Growth in Chairside Milling
New developments in chairside milling materials, the growth of corporate dental practices, and the lure to offer same-day services will drive the demand for chairside milling systems. However, Koenigsberg says the transformation will not happen overnight and estimates it may be 3 to 5 years before this becomes a reality.
More immediate will be the proliferation of millable materials. There are already a number of millable options on the dental market, but Koenigsberg predicts that the industry will be seeing more and more as time goes on. “We are going to see an explosion of indirect chairside materials that can only be processed via digital means,” he says, adding that these new materials are not only easier to process, but also result in a superior end product. As more and more manufacturers pour R&D dollars into millable materials, he says, analog methods and materials will be further inched out of the dental space, effectively forcing those in dentistry to adopt digital workflows whether the end product is manufactured in the laboratory or the practice. The endpoint of this trend as Koenigsberg sees it will bring production of the single unit chairside. “Single unit dentistry is going to move into the dental office,” he explains. Koenigsberg, who uses a chairside milling unit in his office, believes speed of service and patient demand will be major driving forces behind chairside milling adoption. He is able to design and mill a veneer chairside in just 15 minutes using a multi-layered, feldspathic porcelain block. “Digital workflows enable dental offices to offer new services, like same-day dentistry. In the future, same-day single-unit restorations will become routine at dental offices across the country.”
The market for chairside milling is slowly, but steadily, increasing, with an expected CAGR of 10.5% between 2012 and 2019, which will increase the approximately 12,650 chairside milling units in use in the United States in 2012 to an estimated 22,087 by 2019.
A further industry trend currently supporting the proliferation of chairside milling units is the rise of corporate and large group dentistry. Koenigsberg draws a connection between the two, “These corporations, such as Pacific Dental Group, add value to dental practices in that they have the resources to equip dentists with the latest technologies. Members of corporate dental practices will be the early adopters of these new technologies.”
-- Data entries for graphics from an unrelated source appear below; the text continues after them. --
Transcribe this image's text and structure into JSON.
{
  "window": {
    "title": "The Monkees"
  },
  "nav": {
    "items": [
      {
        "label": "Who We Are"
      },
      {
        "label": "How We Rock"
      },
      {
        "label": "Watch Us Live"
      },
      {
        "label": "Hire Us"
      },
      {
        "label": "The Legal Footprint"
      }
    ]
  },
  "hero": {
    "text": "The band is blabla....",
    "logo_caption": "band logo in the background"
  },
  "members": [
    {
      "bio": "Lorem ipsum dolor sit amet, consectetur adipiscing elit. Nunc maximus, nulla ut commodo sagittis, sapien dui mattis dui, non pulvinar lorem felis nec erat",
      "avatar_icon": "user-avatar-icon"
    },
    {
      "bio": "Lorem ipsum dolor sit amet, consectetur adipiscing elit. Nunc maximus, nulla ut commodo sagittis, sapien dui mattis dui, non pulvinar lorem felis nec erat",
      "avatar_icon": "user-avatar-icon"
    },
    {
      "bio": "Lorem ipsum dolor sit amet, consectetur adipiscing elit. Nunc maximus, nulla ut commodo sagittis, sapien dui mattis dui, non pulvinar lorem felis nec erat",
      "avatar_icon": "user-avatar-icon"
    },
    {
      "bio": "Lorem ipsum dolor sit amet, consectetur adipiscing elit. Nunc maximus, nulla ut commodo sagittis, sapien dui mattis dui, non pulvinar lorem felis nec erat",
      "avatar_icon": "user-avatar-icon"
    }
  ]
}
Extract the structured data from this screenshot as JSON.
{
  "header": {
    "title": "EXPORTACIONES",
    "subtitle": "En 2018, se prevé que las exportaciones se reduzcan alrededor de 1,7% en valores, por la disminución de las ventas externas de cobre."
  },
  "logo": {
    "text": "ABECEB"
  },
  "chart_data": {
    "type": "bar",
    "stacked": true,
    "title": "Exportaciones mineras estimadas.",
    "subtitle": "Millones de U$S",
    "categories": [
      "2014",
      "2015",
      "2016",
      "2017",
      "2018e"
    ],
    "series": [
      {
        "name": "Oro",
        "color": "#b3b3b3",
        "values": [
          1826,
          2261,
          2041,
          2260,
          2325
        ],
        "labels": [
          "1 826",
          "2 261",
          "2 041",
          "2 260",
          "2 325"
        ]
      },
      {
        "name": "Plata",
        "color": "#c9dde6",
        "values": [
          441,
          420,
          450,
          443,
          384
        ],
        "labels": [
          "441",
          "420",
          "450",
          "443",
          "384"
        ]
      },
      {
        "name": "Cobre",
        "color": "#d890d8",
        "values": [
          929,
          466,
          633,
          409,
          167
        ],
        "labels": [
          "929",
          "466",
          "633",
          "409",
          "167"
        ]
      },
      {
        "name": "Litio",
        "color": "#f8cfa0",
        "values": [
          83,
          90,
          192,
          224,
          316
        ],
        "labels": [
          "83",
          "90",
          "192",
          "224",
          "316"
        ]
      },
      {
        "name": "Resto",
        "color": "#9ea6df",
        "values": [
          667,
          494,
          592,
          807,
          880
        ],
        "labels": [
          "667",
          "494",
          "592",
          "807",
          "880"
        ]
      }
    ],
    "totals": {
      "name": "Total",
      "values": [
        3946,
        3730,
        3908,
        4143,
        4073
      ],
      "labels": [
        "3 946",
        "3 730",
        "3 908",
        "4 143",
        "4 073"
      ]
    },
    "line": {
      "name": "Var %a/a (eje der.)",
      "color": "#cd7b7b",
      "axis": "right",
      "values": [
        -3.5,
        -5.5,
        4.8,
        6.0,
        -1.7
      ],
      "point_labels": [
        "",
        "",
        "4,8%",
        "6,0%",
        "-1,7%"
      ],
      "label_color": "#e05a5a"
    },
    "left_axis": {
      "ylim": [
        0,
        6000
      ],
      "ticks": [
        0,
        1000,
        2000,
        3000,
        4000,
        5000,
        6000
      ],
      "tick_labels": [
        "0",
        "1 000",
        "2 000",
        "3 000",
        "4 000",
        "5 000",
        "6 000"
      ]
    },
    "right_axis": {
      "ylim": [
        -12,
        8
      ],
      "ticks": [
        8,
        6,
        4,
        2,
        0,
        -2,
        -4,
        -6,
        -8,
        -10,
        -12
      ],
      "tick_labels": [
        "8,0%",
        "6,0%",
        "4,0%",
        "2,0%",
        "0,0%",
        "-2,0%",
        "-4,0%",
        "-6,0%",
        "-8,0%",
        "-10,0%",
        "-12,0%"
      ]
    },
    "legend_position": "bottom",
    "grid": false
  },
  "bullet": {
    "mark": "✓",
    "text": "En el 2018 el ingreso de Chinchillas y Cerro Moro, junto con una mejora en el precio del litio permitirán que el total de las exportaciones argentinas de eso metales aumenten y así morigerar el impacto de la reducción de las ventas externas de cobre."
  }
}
The Dental Technician’s Role
As dentists transition to a digital workflow, dental technicians can position themselves as a valuable resource for their clients. “With single unit restorations moving into the dental office, there is an opportunity for owners of smaller laboratories to help their dentist clients not only get on the digital bandwagon, but excel with this new technology. Becoming a resource for dentists who adopt chairside milling will help these laboratories cement their relationship with the dental practice,” explains Koenigsberg. For 2014, this means that these dental laboratory technicians should be learning all they can about digital workflows, and positioning themselves technologically to function in an entirely digital environment. “The key added value that the laboratory brings to the dentist is improving the single-unit restoration. To do that, smaller laboratories have the advantage if they are very close by, or in the same office. Providing immediate service for dental clients will become critical,” he says. “The laboratories that figure that out and position themselves to offer immediate, close-proximity service will be the ones that survive and flourish.”